One important aspect of the multiple trial setup we were able to perform in our lung cancer experiments was to observe how consistent GPT-based model predictions were across trial runs. Surprisingly, GPT models performed remarkably consistently even when at a higher temperature. This is surprising as the higher temperature should make the models have a higher variability in what they select as the optimal output. However, we observed the most variability in trial-to-trial output from GPT models that were leveraging the explanation-style prompt. The only two GPT models with high variability both used this style of prompt, leading us to believe that this style of prompt may both increase run-to-run variability and decrease overall model performance as compared to a fixed prompt.
4.2. Kidney Cancer Experiments
In these experiments, we were more interested in diving into how the GPT-based models’ predictions were performing rather than the consistency of the predictions across trials. Our results indicate two major takeaways; first, traditional machine learning algorithms significantly outperformed GPT-based models in predicting kidney cancer subtypes, and second, the experimental prompt type was the best performing GPT model.

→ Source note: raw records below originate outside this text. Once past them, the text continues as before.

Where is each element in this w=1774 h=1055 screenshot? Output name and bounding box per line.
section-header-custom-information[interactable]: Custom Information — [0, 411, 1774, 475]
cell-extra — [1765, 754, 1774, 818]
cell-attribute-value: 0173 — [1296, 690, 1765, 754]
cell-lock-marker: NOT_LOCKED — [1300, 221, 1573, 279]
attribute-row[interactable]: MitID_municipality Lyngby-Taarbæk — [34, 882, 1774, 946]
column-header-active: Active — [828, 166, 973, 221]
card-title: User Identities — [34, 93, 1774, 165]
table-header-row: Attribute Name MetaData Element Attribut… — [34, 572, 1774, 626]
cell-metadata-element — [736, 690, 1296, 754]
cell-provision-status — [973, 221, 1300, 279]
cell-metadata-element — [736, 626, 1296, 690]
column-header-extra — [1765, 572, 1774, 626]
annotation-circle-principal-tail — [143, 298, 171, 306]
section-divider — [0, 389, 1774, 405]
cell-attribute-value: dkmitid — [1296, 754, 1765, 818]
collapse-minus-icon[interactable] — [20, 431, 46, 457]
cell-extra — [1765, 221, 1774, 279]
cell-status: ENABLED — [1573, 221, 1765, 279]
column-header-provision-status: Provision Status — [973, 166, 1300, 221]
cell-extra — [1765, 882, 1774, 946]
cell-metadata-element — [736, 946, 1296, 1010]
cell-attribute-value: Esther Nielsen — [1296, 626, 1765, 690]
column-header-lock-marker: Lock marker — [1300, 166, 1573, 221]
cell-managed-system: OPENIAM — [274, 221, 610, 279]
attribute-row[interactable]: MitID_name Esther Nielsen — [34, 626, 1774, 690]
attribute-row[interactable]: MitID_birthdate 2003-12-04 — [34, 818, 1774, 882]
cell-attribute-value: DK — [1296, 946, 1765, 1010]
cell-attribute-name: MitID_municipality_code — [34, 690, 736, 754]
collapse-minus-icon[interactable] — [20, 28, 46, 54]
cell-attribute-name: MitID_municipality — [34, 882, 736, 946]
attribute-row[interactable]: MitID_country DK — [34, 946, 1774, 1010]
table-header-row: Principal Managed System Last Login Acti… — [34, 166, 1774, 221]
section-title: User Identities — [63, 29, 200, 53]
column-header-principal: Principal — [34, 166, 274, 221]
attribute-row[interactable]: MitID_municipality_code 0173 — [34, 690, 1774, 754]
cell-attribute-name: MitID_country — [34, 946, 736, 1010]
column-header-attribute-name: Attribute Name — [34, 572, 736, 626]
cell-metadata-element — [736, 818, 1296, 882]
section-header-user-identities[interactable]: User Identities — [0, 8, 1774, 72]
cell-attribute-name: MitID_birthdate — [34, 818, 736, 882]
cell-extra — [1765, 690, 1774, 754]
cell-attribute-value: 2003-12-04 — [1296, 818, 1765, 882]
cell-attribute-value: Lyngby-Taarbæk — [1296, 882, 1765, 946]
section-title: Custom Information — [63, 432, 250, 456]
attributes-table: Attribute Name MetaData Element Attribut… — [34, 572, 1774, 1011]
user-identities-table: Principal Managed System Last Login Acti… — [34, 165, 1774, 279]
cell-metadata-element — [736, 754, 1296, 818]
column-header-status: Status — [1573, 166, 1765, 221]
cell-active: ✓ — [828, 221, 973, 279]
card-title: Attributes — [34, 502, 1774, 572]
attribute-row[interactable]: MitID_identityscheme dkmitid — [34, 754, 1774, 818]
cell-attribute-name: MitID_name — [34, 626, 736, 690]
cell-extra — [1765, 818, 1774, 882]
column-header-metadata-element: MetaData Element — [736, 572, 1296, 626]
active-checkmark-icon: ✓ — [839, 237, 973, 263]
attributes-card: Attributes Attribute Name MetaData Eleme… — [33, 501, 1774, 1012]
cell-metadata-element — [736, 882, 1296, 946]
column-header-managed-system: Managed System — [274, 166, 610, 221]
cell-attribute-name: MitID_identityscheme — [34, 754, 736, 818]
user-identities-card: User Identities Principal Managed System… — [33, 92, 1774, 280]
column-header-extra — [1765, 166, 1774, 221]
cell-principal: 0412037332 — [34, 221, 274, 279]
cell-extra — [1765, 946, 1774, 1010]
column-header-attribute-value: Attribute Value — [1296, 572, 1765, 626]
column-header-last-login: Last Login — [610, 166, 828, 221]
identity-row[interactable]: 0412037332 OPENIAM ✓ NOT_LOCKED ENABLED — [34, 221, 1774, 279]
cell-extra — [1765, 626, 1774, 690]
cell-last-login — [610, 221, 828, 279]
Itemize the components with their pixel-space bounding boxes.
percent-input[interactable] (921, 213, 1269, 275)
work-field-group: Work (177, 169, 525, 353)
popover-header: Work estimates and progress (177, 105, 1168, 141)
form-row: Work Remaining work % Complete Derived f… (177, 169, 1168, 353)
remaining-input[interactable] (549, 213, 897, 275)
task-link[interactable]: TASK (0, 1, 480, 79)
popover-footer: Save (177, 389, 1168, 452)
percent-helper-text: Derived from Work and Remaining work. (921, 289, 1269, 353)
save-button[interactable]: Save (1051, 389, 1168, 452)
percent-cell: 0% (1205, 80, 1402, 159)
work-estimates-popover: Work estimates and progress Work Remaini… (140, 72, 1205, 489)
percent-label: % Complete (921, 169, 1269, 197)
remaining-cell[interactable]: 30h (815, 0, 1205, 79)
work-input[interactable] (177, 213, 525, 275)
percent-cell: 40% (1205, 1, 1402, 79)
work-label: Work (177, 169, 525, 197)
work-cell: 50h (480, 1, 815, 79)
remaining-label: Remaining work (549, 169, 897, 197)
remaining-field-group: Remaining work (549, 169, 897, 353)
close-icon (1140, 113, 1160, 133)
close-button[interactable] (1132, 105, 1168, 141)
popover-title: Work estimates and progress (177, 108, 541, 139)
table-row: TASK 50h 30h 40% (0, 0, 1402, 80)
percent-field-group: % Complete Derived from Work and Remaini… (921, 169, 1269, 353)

Of all of the traditional machine learning algorithms tested, only the Support Vector Machine performed worse than the best GPT model as measured by overall F1 score. The GPT fixed models predicted every case as belonging to the same subgroup CCRCC, and both GPT basic models predicted no patients for the PRCC subgroup. Only the GPT experimental model appears to do a somewhat reasonable job at making predictions based on the gene expression profiles rather than purely based off of the differences in population frequency between the three subtypes. This demonstrates that GPT models are incredibly prompt sensitive when it comes to predictive analytics questions using gene expression data.
4.3. Cost
It is important to bring up one of the largest limiting factors in both our experimental design and of the broader use of large language models in performing gene expression analyses: cost. The overall cost of running the experiments provided in this manuscript greatly exceeds what would be expected of a normal natural language processing experiment. This cost is so high due to the large number of tokens that are needed to represent a small fraction of the human transcriptome. This makes the cost of running the GPT models exorbitant, especially when there are effectively free alternatives such as XGBoost and Random Forest. These more traditional ML models perform as well or better than the GPT models on the lung and kidney cancer datasets while being effectively free to run. This is in stark contrast to the GPT-based models, whose cost makes repeating trials cost prohibitive.